What happens if we define a functor $F:C \to D$ to be injective when it is injective on isomorphism classes, or equivalently when it gives an injection from the objects of the skeleton of $C$ to the skeleton of $D$?
Edit: To be more specific, how does this definition relate to a that of a fully faithful functor?
Call $F : \mathbf C \to \mathbf D$ essentially injective (mirroring the definition of essentially surjective functor) if $F(A) \cong F(B)$ implies that $A \cong B$. This matches your definition: a functor between skeletal categories is essentially injective if and only if its object function is injective.
Recall that a functor is conservative if, whenever $F(g) : F(A) \to F(B)$ is an isomorphism, $g : A \to B$ is also an isomorphism.
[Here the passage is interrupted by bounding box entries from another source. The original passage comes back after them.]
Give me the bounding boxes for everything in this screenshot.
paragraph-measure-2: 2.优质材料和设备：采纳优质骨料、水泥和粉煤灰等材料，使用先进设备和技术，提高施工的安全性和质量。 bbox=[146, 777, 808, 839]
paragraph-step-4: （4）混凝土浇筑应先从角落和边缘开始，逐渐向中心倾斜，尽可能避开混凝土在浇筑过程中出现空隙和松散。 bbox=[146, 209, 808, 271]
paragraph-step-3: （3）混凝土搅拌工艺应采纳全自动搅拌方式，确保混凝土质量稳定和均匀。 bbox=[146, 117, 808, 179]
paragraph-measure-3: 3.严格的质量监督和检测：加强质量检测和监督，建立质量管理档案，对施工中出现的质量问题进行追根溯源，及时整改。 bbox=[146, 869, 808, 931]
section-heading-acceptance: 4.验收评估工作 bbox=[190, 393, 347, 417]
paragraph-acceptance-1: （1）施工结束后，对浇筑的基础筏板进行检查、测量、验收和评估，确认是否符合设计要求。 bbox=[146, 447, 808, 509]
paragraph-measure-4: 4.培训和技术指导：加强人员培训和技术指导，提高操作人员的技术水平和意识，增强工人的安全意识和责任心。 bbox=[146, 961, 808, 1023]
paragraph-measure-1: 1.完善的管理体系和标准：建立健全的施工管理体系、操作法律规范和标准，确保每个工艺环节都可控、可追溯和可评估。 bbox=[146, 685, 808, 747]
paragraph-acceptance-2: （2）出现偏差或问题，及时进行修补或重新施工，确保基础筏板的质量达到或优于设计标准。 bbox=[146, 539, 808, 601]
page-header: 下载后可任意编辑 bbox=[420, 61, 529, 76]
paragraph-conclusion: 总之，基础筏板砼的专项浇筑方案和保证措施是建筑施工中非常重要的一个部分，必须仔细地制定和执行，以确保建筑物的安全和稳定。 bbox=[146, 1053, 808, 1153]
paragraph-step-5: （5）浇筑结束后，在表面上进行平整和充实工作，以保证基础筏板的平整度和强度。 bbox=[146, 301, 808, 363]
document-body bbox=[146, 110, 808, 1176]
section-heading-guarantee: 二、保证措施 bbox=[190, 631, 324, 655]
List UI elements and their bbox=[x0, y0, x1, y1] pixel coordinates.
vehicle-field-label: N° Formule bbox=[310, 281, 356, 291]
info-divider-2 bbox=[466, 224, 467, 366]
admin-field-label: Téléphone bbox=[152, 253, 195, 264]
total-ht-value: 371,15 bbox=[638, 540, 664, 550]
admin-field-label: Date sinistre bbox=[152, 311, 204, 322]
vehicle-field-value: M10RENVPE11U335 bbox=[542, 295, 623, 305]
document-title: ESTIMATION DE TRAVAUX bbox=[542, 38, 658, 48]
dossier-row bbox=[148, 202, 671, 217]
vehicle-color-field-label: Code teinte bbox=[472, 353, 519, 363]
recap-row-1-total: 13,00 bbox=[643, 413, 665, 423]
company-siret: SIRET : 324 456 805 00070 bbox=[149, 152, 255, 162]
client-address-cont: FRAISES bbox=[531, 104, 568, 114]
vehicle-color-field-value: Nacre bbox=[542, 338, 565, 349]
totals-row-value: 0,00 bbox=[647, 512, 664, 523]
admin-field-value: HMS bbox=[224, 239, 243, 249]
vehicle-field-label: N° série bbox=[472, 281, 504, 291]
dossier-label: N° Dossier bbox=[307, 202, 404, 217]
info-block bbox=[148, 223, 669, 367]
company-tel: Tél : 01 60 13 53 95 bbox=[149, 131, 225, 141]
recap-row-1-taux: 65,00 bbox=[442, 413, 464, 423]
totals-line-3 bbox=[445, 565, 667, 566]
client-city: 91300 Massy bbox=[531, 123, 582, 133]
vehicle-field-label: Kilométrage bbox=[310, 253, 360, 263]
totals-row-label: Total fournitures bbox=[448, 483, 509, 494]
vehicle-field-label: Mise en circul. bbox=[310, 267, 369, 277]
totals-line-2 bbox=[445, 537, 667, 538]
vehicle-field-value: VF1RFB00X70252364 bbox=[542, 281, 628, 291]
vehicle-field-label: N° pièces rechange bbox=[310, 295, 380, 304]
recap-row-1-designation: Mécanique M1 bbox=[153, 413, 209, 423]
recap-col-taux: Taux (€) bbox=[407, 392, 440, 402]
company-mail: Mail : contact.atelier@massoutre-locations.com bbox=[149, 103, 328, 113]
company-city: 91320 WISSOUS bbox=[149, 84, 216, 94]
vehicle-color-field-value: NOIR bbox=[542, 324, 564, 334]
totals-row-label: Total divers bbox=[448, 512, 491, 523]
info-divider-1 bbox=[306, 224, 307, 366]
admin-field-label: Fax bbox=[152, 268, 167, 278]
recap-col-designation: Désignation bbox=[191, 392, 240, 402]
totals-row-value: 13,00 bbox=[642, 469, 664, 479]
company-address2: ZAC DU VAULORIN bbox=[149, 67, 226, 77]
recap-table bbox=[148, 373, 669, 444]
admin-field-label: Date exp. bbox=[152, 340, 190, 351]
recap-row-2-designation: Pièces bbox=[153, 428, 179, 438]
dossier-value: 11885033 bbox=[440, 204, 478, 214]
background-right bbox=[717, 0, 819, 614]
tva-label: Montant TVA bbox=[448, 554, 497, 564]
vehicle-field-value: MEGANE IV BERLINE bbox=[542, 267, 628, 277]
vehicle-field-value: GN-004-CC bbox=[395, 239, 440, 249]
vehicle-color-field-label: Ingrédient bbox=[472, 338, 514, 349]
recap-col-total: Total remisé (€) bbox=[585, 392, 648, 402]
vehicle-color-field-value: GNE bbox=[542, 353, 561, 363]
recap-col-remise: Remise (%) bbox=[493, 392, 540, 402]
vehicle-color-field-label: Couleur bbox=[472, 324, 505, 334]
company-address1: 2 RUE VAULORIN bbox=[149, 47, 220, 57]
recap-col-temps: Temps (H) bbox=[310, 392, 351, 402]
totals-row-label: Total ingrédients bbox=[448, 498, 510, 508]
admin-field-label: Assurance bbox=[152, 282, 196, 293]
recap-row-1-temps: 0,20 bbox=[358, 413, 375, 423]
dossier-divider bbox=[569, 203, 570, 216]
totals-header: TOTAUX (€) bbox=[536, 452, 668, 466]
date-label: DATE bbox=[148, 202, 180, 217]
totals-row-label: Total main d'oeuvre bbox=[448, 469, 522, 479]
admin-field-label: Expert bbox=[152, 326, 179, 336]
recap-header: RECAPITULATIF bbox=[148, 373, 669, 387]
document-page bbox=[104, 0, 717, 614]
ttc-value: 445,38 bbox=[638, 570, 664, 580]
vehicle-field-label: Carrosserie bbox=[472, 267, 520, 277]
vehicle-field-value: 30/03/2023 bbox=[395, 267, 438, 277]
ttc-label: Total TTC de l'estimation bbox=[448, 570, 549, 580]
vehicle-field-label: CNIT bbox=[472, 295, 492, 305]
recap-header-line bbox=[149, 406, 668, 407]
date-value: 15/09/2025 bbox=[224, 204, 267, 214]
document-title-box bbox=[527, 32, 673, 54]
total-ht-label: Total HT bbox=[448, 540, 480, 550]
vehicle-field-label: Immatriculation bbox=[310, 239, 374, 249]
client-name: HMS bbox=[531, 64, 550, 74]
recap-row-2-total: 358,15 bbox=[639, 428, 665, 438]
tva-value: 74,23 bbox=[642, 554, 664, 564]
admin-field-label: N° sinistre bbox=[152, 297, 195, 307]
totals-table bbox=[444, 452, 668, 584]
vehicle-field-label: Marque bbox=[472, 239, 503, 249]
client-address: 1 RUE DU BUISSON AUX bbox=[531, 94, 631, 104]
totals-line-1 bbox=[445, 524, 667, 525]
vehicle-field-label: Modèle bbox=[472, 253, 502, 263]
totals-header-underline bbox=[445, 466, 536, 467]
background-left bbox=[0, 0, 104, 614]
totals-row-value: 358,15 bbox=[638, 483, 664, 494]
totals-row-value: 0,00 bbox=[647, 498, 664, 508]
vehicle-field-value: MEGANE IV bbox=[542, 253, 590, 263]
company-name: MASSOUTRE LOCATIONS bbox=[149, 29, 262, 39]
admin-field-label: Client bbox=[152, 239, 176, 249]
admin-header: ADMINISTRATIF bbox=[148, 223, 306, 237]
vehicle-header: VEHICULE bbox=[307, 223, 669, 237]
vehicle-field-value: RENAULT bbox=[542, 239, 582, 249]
These two notions are related: in particular, a conservative functor that is full is also essentially injective, because if $F(g)$ is an isomorphism, then so is $g$ and hence $A \cong B$. Fullness ensures that every morphism between $F(A)$ and $F(B)$ is in the image of $F$, so if an isomorphism exists, it will necessarily be reflected. (As Mike Shulman points out in the comments, it suffices for $F$ to be pseudomonic, i.e. full on isomorphisms and faithful.)
Finally, every fully faithful functor is conservative, and hence essentially injective. It is easy to see that the converse does not hold: for instance, any functor from the category with two objects and a single isomorphism is essentially injective, but will rarely be fully faithful.